The situation in Egypt is incredibly tenuous and incredibly important to the United States. We have long viewed Egypt as an ally in the Middle East. Egypt was the first to sign a peace accord with Israel and we depend upon them to help maintain the balance of power in the region. Unrest places the Egypt-Israel Peace Agreement and the Camp David Accord in question.


In addition, there are strong economic considerations. The Suez Canal which is controlled by Egypt allows water transportation between Europe and Asia without navigating around Africa. Not only oil but seven percent of the world’s products pass through the canal on some 35,000 ships every year. Approximately 2,700 of those are crude oil tankers. Egypt also maintains control of two crucial oil pipelines—the Suez Canal and Sumed Pipelines—which export oil from the Persian Gulf. It is estimated that over 3 million barrels of oil pass through these pipelines every day, and the country has the largest oil refinery sector on the African Continent, processing 975,000 barrels of crude oil per day.


Oil shot up 4$ per barrel on Friday with the turmoil in Egypt. That means gasoline goes up at the pump. It has always been my experience that with an increase in the price of gasoline, inflation follows. That’s not good news for a fragile economy.


The Obama administration has a very fine line to walk. President Mubarak has been in power for three decades becoming president of Egypt in 1981 after the assassination of Anwar El-Sadat. As mentioned, Egypt is a key ally and receives $1.5B annually in foreign aide from the US. Since Friday, more Americans have had to face the fact that foreign policy can be compromising. Sometimes there are no good choices. Many see Mubarak as a harsh dictator. The United States government has backed dictators in order to maintain stability in a region when there was no other choice.  But, American presidents and their cabinet members have voiced their desire to see a more democratic government in Egypt that reflects the will of the people. And, Americans will always support a peoples' right to rule themselves. However, even in this there is danger. Danger lurks in the fragility of new found freedom.


Many are referencing back to the 1979 deposing of Shah Mohammad Reza Pahlavi in Iran as well as the 2009 Iranian Presidential election and the Green Revolution. Déjà vu is not something we'd like to see. If Mubarak is deposed in Egypt, the Muslim Brotherhood may attempt to bring about an Islamic fundamentalist regime overtaking what many believe is moderate Egyptian protestors looking for better economic conditions and more participation in their government. This would undo the balance of power in the region.

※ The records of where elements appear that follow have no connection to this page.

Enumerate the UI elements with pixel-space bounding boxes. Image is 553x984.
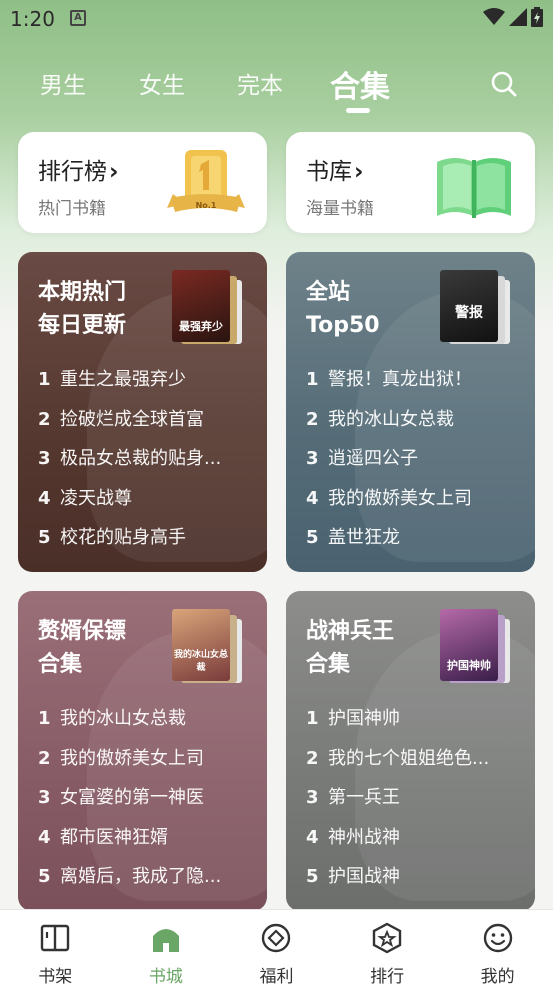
nav-bookshelf[interactable]: 书架 (0, 910, 111, 984)
star-badge-icon (372, 922, 402, 954)
collection-card-hot[interactable]: 本期热门 每日更新 最强弃少 1 重生之最强弃少 2 捡破烂成全球首富 3 极品女总裁… (18, 252, 267, 572)
library-card-subtitle: 海量书籍 (306, 199, 374, 219)
book-icon (41, 924, 70, 952)
list-item[interactable]: 3 极品女总裁的贴身... (38, 444, 253, 484)
nav-label: 书城 (148, 967, 183, 984)
book-cover-title: 护国神帅 (447, 659, 491, 672)
list-item[interactable]: 2 我的七个姐姐绝色... (306, 744, 521, 784)
notification-badge-icon: A (70, 10, 86, 26)
list-item[interactable]: 3 第一兵王 (306, 783, 521, 823)
ranking-card-subtitle: 热门书籍 (38, 199, 106, 219)
book-cover: 最强弃少 (172, 270, 230, 342)
search-icon[interactable] (490, 70, 518, 98)
nav-ranking[interactable]: 排行 (332, 910, 443, 984)
collection-title: 本期热门 每日更新 (38, 280, 127, 338)
list-item[interactable]: 3 逍遥四公子 (306, 444, 521, 484)
list-item[interactable]: 2 我的冰山女总裁 (306, 405, 521, 445)
trophy-badge-label: No.1 (196, 201, 217, 210)
list-item[interactable]: 4 我的傲娇美女上司 (306, 484, 521, 524)
battery-icon (531, 7, 543, 27)
book-list: 1 警报！真龙出狱！ 2 我的冰山女总裁 3 逍遥四公子 4 我的傲娇美女上司 5 盖世狂… (306, 365, 521, 563)
trophy-no1-icon: No.1 (167, 150, 245, 212)
status-time: 1:20 (10, 7, 55, 31)
collection-card-top50[interactable]: 全站 Top50 警报 1 警报！真龙出狱！ 2 我的冰山女总裁 3 逍遥四公子 4我… (286, 252, 535, 572)
list-item[interactable]: 2 我的傲娇美女上司 (38, 744, 253, 784)
book-list: 1 重生之最强弃少 2 捡破烂成全球首富 3 极品女总裁的贴身... 4 凌天战尊 5校… (38, 365, 253, 563)
nav-label: 书架 (38, 967, 73, 984)
list-item[interactable]: 3 女富婆的第一神医 (38, 783, 253, 823)
smile-icon (483, 923, 512, 953)
tab-completed[interactable]: 完本 (237, 66, 283, 100)
collection-card-war-god[interactable]: 战神兵王 合集 护国神帅 1 护国神帅 2 我的七个姐姐绝色... 3 第一兵王 4神… (286, 591, 535, 911)
nav-welfare[interactable]: 福利 (221, 910, 332, 984)
list-item[interactable]: 4 凌天战尊 (38, 484, 253, 524)
tab-collections[interactable]: 合集 (330, 62, 390, 106)
list-item[interactable]: 5 盖世狂龙 (306, 523, 521, 563)
ranking-card-title: 排行榜 (38, 159, 107, 185)
collection-title: 战神兵王 合集 (306, 619, 395, 677)
library-card[interactable]: 书库› 海量书籍 (286, 132, 535, 233)
tab-female[interactable]: 女生 (139, 66, 185, 100)
nav-bookstore[interactable]: 书城 (111, 910, 222, 984)
book-cover-stack: 护国神帅 (440, 609, 514, 685)
category-tabs: 男生 女生 完本 合集 (0, 62, 553, 112)
collection-title: 全站 Top50 (306, 280, 380, 338)
collection-card-son-in-law[interactable]: 赘婿保镖 合集 我的冰山女总裁 1 我的冰山女总裁 2 我的傲娇美女上司 3 女富婆的… (18, 591, 267, 911)
collection-title: 赘婿保镖 合集 (38, 619, 127, 677)
library-card-title: 书库 (306, 159, 352, 185)
list-item[interactable]: 1 护国神帅 (306, 704, 521, 744)
book-cover-title: 最强弃少 (179, 320, 223, 333)
list-item[interactable]: 5 护国战神 (306, 862, 521, 902)
nav-label: 福利 (259, 967, 294, 984)
list-item[interactable]: 1 我的冰山女总裁 (38, 704, 253, 744)
list-item[interactable]: 5 离婚后，我成了隐... (38, 862, 253, 902)
list-item[interactable]: 2 捡破烂成全球首富 (38, 405, 253, 445)
ranking-card[interactable]: 排行榜› 热门书籍 No.1 (18, 132, 267, 233)
book-cover-title: 我的冰山女总裁 (173, 650, 228, 673)
book-cover: 警报 (440, 270, 498, 342)
home-icon (152, 929, 179, 952)
book-cover: 护国神帅 (440, 609, 498, 681)
status-bar: 1:20 A (0, 0, 553, 38)
nav-label: 我的 (480, 967, 515, 984)
signal-icon (509, 8, 527, 26)
nav-label: 排行 (370, 967, 405, 984)
book-cover: 我的冰山女总裁 (172, 609, 230, 681)
tab-male[interactable]: 男生 (40, 66, 86, 100)
list-item[interactable]: 4 神州战神 (306, 823, 521, 863)
book-list: 1 护国神帅 2 我的七个姐姐绝色... 3 第一兵王 4 神州战神 5 护国战神 (306, 704, 521, 902)
book-cover-stack: 我的冰山女总裁 (172, 609, 246, 685)
chevron-right-icon: › (109, 159, 119, 185)
book-cover-stack: 最强弃少 (172, 270, 246, 346)
book-cover-title: 警报 (455, 305, 483, 321)
book-cover-stack: 警报 (440, 270, 514, 346)
wifi-icon (483, 8, 505, 25)
chevron-right-icon: › (354, 159, 364, 185)
nav-profile[interactable]: 我的 (442, 910, 553, 984)
list-item[interactable]: 1 警报！真龙出狱！ (306, 365, 521, 405)
gift-diamond-icon (262, 923, 291, 953)
bottom-navigation: 书架 书城 福利 排行 我的 (0, 909, 553, 984)
active-tab-indicator (346, 108, 370, 113)
list-item[interactable]: 1 重生之最强弃少 (38, 365, 253, 405)
book-list: 1 我的冰山女总裁 2 我的傲娇美女上司 3 女富婆的第一神医 4 都市医神狂婿 5 离婚… (38, 704, 253, 902)
list-item[interactable]: 4 都市医神狂婿 (38, 823, 253, 863)
list-item[interactable]: 5 校花的贴身高手 (38, 523, 253, 563)
open-book-icon (437, 158, 511, 218)
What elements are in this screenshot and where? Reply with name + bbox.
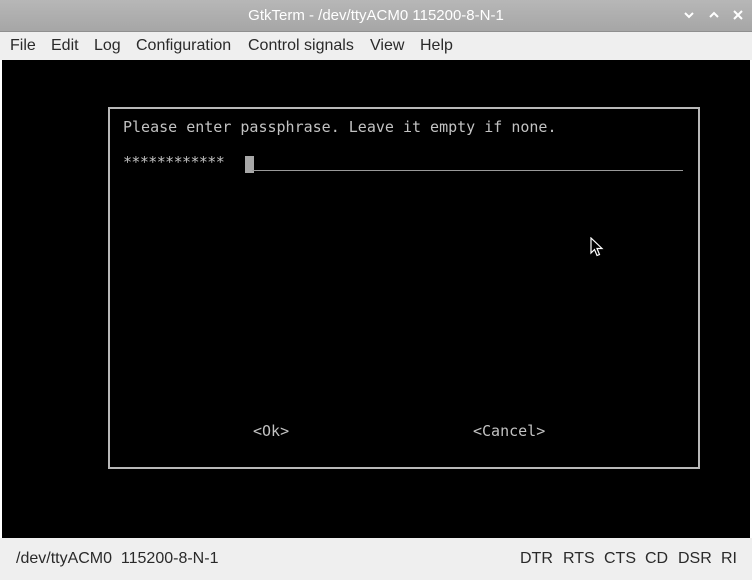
status-bar: /dev/ttyACM0 115200-8-N-1 DTR RTS CTS CD… — [0, 538, 752, 580]
menu-file[interactable]: File — [10, 37, 36, 55]
cancel-button[interactable]: <Cancel> — [473, 422, 545, 440]
ok-button[interactable]: <Ok> — [253, 422, 289, 440]
terminal-area[interactable]: Please enter passphrase. Leave it empty … — [2, 60, 750, 538]
minimize-button[interactable] — [681, 7, 697, 23]
signal-rts: RTS — [563, 550, 595, 567]
window-title: GtkTerm - /dev/ttyACM0 115200-8-N-1 — [248, 7, 504, 24]
menu-bar: File Edit Log Configuration Control sign… — [0, 32, 752, 60]
close-icon — [733, 10, 743, 20]
passphrase-input[interactable]: ************ — [123, 153, 225, 171]
menu-log[interactable]: Log — [94, 37, 121, 55]
maximize-button[interactable] — [706, 7, 722, 23]
passphrase-prompt: Please enter passphrase. Leave it empty … — [123, 118, 557, 136]
chevron-down-icon — [684, 12, 694, 19]
signal-cts: CTS — [604, 550, 636, 567]
signal-dsr: DSR — [678, 550, 712, 567]
window-titlebar[interactable]: GtkTerm - /dev/ttyACM0 115200-8-N-1 — [0, 0, 752, 32]
menu-control-signals[interactable]: Control signals — [248, 37, 354, 55]
menu-view[interactable]: View — [370, 37, 404, 55]
mouse-pointer-icon — [590, 237, 604, 257]
menu-edit[interactable]: Edit — [51, 37, 79, 55]
input-underline — [252, 170, 683, 171]
signal-ri: RI — [721, 550, 737, 567]
signal-cd: CD — [645, 550, 669, 567]
menu-help[interactable]: Help — [420, 37, 453, 55]
signal-dtr: DTR — [520, 550, 553, 567]
close-button[interactable] — [730, 7, 746, 23]
port-status: /dev/ttyACM0 115200-8-N-1 — [16, 550, 219, 567]
chevron-up-icon — [709, 11, 719, 18]
menu-configuration[interactable]: Configuration — [136, 37, 231, 55]
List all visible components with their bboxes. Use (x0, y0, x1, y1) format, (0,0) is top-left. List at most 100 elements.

 What happens next depends upon the Egyptian military… it appears they are supporting the people and Mubarak as he makes the promised changes to his government. The military does not seem disposed to relinquishing power to radicals like the Muslim Brotherhood.  And as former Ambassador John Bolton has pointed out, it will be important for the military to differentiate between the peaceful protest of the common people desiring better economic conditions and more participation in their government; and the activities of more radical elements, like the Muslim Brotherhood. But it will also depend upon our response, as citizens of the United States to support responsible stability in the region and a transition to a more democratic government that advances the economic and self-governing aspirations of the Egyptian people.